Alarming Eloise

An indulgent letter to the Prime Minister on behalf of my daughter.

ev · August 28, 2007

The Right Honourable Stephen Harper

Office of the Prime Minister
80 Wellington Street
Ottawa K1A 0A2

Dear Mr. Harper:

I am an editor and a primary contributor to the weekly internet serial, pintday.org. Our brief at pintday is to write topical opinion pieces on a wide range of subjects, and we have done so to moderate applause since 2001. I usually write articles about the benefits of smaller government. Please accept this open letter as another such missive, and the first in a series.

Mr. Harper, I have an eleven-week old daughter, Eloise, who laughs easily, eats and sleeps well, and is generally a joy to hold and behold. (Picture enclosed.) Occasionally while I’m holding her however, she will wake from a quiet doze and give a fitful, piercing cry.

What could be disturbing Eloise like this, Mr. Harper? Until such time as she is old enough that I can ask her directly, I have my suspicions.

First, I think she is alarmed by much of the Conservative Party’s platform. I am also going to give her the benefit of the doubt—she’s so cute, I can’t help myself—and surmise that she is concerned for other than the typical “secret agenda” reasons.

I understand that the Conservative Party’s platform breaks down into the following hot-topic categories: Environment, Lower Taxes, Accountability, Crime, Child Care and Health Care. What we find concerning—and what keeps Eloise up at night—is how your party supports increasing the size of government in every one of these categories.

Environment: Your party calls for government interference in the developing biofuels markets. You call for giveaways to support retrofitting private homes. You call for increased government regulation of industry, and your government has most famously interfered in Canadians’ choice of light bulbs. That’s a lot of meddling coming from the organization that is Canada’s largest polluter.

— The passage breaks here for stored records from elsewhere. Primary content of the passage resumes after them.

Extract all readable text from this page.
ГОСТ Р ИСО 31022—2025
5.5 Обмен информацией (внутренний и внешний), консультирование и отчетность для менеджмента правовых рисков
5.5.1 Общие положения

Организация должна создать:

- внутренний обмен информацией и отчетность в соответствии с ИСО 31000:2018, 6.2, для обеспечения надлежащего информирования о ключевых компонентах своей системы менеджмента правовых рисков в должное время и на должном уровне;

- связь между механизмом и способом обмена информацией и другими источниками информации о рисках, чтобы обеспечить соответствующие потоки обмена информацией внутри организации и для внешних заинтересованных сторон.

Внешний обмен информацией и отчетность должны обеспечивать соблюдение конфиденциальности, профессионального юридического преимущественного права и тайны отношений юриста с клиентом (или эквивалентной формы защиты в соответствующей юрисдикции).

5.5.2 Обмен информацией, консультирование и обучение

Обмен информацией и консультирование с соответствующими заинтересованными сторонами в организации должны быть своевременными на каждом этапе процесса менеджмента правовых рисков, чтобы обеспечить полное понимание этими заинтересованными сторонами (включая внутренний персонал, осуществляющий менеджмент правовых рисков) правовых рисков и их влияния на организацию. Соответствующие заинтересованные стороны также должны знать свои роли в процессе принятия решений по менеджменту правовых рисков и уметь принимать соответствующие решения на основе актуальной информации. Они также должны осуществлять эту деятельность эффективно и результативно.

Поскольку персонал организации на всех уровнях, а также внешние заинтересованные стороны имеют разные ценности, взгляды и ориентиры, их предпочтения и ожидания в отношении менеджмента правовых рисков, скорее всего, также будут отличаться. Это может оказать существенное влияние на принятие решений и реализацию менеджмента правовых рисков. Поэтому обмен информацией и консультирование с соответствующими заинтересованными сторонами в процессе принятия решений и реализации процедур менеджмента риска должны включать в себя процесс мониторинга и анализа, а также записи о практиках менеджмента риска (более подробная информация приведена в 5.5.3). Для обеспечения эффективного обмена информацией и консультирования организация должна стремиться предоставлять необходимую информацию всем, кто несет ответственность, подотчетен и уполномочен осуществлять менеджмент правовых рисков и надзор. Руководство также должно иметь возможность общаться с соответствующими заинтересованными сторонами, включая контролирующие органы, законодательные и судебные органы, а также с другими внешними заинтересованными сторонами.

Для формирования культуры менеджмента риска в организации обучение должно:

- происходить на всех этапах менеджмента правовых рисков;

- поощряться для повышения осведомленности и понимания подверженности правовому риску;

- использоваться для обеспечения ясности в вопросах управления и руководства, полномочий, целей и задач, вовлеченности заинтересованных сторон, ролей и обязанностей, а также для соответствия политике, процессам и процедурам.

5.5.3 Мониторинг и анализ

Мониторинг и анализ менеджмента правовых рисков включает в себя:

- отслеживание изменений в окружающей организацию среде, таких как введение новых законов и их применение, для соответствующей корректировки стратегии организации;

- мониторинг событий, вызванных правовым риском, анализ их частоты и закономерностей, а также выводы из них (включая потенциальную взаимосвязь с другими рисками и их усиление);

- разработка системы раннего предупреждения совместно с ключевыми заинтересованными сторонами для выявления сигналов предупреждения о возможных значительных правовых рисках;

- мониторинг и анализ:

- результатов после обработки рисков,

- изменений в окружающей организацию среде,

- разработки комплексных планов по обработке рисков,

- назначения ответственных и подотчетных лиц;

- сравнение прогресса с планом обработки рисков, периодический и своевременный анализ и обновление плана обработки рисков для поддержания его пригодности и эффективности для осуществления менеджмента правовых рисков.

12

Lower Taxes: Your 1% reduction of the GST didn’t come with a reduction in spending, which made your gesture meaningless. Almost unbelievably, on your government’s web site under the heading “Lower Taxes”, you brag about increasing spending on the unconstitutional national health service to $30,300,000,000 by 2014, spending $4,400,000,000 on clean energy programmes, and another $300,000,000 for conservation. To your government, Lower Taxes is merely a catchword header on your website.

Accountability: Apparently, in order to have accountable government, we need a whole new branch of the thing, in the guise of the Conflict of Interest and Ethics Commissioner.

Crime: You are increasing funding for the RCMP apparatus, and creating a DNA monitoring bank. You are giving taxpayer handouts to victims of crime, and spending more money on unnecessary border security. (A free country, Mr. Harper, has nothing to fear from open borders.) As always, getting tough on crime is the classic social conservative’s excuse for growing government.

Child Care: You created an ongoing expense in the form of the $100 per month per child Universal Child Care Plan. I am sure Canadians can look forward to the continued expansion of this programme, which contains in its name two popular political buzzwords—Child Care, and Universal—which will no doubt become irresistible for inclusion in future governments’ press releases.

Health Care: In addition to the increased spending touted in your Lower Taxes plan, you are also instituting regulation governing patient wait times. Government control and subsequent rationing of health services has created such a politically unpopular state of affairs, you feel compelled to attempt to legislate the symptom out of existence, which is just as likely as legislating against mosquitoes. When those wait time guarantees are eventually broken, your solution will no doubt be to expand government even further into health care.

Mr. Harper, people vote Conservative because they think you stand for limited government. The sad reality is, you stand for growing government in every one of the areas you deem important. This truly confuses me, because when I feel something is important, the last thing I want is the government meddling with it.

Your government is aggressively contributing to Canada’s greatest problem—too much government everywhere—and it’s keeping my daughter from sleeping. Please stop.